Early neurological deterioration (END) in acute ischemic stroke is a common event. However, the underlying pathophysiological bases are heterogenous and hard to explain. Immature platelet fraction (IPF) is the useful marker of increased platelet production and turnover which could occur in patients with increased platelet activation. High value of IPF was reported in acute coronary syndrome. 

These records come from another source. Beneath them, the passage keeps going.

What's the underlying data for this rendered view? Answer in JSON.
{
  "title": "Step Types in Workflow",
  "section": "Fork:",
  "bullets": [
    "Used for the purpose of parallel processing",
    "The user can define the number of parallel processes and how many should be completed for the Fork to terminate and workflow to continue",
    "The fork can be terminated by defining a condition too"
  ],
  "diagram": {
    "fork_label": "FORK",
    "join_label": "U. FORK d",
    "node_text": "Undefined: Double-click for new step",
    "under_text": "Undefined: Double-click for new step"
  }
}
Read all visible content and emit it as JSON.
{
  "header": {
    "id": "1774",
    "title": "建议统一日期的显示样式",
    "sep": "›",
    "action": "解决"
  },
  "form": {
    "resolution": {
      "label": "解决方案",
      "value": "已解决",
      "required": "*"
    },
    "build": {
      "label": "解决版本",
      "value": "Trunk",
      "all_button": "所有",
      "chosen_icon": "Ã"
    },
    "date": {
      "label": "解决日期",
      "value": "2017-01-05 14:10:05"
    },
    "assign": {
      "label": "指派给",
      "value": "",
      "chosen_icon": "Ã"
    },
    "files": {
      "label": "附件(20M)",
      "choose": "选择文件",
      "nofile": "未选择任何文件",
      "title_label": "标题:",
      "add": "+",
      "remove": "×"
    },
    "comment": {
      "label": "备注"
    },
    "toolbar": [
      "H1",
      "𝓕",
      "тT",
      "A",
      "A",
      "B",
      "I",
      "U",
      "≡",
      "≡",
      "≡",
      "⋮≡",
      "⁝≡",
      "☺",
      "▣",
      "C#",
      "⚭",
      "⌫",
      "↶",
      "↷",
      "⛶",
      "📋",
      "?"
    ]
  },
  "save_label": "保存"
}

A total 1655 of acute ischemic stroke patients in single tertiary academic center was enrolled from January 2013 to October 2018 via stroke registry. IPF levels were quantified by whole blood flow cytometry with automated assays (Sysmex XE-2100^TM). High IPF was defined as the IPF level was more than 5%. Early neurological deterioration was defined as an increment change of at least one point in motor power or total National Institute of Health Stroke Scale (NIHSS) score deterioration ≥2 points within the first week after admission.

A total of 72 patients (4.4%) experienced END. END was more prevalent in the patients with high IPF [13 (11.7%) vs 59 (3.8%), p<0.0001]. Multivariate logistic regression analysis showed high IPF was an independent predictor of the prevalence of END (adjust odds ratio = 1.32; 95% confidence interval = 1.03–1.70).

A high IPF levels was associated with the prevalence of END in acute ischemic stroke patients. Future investigation might be needed to evaluate the effective treatment of the high IPF in acute phase of ischemic stroke.